The good thing is that we've talked about before. We control when we sell, so it's very easy to start or stop and change any parameters, and we've been very active in that regard. So, I think obviously as we have said the stock price will determine how much we're willing to sell, but long term we still do believe in the benefit of the permanent capital especially as it relates to our lower middle market strategy. And we do expect to be in the ATM program, but we'll do so on a very guarded and carefully thought out process.

D
Doug Mewhirter
SunTrust Robinson Humphrey

My last question relating to interest rates, a lot of your lower middle market first lien loans and some of them are fixed or sort of semi fixed, but a relatively high coupon. So you get a pretty nice spread off of LIBOR even if LIBOR being up, but that being said now that LIBOR has crept up and your funding costs have crept up a little bit. Is that sort of feeding back into the lower middle market, debt conversations?

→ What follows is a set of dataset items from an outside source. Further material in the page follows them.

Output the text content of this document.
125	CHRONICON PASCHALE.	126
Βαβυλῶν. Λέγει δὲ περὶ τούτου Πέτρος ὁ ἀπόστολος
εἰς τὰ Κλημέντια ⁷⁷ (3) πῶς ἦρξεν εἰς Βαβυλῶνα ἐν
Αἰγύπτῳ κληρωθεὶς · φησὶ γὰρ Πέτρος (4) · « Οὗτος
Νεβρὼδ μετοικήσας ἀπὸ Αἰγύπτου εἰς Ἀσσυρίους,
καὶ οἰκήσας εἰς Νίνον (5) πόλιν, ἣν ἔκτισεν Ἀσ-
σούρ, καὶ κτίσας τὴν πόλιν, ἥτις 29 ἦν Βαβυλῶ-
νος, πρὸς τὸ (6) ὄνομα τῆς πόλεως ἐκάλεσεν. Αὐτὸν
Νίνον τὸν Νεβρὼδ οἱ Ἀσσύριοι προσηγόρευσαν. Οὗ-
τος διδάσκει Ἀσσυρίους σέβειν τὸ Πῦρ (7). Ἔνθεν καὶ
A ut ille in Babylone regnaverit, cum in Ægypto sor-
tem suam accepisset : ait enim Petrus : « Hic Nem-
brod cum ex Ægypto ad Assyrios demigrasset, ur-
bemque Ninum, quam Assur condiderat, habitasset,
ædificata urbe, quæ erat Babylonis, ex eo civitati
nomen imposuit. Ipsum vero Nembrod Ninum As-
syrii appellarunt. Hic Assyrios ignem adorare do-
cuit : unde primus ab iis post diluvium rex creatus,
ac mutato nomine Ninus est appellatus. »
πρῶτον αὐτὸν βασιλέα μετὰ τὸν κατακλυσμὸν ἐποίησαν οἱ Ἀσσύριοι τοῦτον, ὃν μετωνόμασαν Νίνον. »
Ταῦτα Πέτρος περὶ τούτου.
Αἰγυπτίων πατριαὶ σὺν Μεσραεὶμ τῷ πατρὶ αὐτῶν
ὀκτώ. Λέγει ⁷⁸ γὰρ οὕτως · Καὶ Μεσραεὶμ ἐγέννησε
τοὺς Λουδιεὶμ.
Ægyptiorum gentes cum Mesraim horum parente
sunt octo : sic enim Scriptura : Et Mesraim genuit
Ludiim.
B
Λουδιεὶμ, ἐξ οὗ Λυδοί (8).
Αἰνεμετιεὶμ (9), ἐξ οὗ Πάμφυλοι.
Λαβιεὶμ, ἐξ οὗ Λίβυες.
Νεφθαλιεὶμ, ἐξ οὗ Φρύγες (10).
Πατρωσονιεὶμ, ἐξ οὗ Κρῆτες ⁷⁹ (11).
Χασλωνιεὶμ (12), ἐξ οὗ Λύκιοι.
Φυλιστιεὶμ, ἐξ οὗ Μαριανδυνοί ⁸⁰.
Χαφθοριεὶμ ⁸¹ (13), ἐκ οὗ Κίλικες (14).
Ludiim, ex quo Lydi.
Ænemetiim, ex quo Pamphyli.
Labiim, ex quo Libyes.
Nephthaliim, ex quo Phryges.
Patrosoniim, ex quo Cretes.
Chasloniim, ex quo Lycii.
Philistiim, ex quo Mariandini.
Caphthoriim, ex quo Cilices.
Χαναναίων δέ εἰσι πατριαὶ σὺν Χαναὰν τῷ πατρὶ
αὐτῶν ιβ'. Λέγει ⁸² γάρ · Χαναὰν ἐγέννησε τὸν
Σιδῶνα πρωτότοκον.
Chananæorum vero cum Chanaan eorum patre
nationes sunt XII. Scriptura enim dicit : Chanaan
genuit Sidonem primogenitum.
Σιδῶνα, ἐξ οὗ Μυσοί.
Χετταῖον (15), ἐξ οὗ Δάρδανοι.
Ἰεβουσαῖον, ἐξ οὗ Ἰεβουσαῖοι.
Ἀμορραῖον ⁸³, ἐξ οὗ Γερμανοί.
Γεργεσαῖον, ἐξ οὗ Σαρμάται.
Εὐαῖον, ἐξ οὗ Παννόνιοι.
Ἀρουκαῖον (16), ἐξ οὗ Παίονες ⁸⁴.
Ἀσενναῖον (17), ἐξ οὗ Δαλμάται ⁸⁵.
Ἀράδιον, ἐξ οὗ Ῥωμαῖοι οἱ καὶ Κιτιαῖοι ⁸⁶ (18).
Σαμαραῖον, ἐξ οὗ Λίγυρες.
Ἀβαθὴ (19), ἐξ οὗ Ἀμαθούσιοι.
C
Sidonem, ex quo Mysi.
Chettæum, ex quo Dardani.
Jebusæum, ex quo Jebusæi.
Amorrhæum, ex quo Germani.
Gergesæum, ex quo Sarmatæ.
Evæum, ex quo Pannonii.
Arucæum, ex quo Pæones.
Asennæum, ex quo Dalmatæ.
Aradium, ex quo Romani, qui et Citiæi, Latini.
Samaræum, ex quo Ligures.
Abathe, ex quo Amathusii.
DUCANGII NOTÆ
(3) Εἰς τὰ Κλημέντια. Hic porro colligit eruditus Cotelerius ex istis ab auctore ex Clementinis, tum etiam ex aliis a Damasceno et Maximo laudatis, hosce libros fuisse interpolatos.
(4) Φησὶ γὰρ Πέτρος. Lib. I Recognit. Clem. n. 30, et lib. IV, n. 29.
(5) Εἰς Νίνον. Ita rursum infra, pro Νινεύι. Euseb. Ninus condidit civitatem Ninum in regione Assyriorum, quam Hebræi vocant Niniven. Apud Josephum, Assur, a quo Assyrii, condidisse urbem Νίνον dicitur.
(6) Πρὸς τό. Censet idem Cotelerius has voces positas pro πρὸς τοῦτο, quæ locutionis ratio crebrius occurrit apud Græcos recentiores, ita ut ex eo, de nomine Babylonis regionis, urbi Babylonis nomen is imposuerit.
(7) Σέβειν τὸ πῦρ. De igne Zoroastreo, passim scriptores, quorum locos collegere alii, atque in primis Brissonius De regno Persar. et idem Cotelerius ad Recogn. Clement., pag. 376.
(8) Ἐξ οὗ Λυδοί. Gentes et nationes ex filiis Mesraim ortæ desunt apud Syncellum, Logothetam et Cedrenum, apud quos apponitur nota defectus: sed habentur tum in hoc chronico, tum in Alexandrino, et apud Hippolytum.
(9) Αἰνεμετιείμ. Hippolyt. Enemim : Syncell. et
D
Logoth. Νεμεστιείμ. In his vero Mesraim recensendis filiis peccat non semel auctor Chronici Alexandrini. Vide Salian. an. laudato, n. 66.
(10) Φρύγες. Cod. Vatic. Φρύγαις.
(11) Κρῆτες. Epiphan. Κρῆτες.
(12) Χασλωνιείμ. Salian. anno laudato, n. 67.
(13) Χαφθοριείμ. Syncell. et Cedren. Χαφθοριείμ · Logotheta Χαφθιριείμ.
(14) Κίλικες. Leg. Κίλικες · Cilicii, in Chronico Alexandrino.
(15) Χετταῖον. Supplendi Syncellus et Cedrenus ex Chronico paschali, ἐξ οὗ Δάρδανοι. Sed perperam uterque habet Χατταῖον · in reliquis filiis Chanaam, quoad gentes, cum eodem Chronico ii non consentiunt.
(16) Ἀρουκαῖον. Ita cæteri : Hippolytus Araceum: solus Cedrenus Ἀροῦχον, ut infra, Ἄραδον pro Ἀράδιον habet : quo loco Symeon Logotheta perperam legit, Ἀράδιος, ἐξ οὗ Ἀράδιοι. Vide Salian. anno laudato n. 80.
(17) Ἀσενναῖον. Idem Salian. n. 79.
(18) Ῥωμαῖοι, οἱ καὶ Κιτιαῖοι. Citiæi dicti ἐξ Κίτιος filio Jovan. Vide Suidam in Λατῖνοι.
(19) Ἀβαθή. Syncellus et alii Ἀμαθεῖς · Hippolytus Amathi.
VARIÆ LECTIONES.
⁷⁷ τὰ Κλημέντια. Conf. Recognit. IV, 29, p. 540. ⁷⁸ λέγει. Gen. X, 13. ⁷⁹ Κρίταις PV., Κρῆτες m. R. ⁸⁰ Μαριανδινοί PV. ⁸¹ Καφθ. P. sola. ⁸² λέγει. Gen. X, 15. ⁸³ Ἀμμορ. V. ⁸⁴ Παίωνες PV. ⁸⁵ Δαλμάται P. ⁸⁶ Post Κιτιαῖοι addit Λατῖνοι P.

Or is sort of the clearing rate of your first lien coupons still in that sort of 10% to 12% range?

V
Vince Foster
Chairman & CEO

I would say in general we'll still on that range, what I would say that we've done in the last couple of years which you would not have seen doing four to five years ago was that just from a negotiating standpoint with our companies, as we look at new investments is giving them an option as a fixed versus floating, and letting them pick between the two. We look at that as something that was good from a market competition standpoint, but at the same time as you said, it allowed us to have some of our lower middle market debt portfolio being floating rates given the current interest rate environment and the outlook going forward. But outside of that change, I would not say that we've seen a significant shift in our strategy or approach as it relates to the interest rates on our lower middle market debt investments.

Operator

Thanks. [Operator Instructions] And it seems that we have no questions at this time, I would like to turn the floor back to management for closing comments.

V
Vince Foster
Chairman & CEO

Great, thanks for joining us. And we'll talk to you again in a couple of months.

Operator

Thank you. This concludes today's teleconference. You may disconnect your lines at this time and thank you for your participation.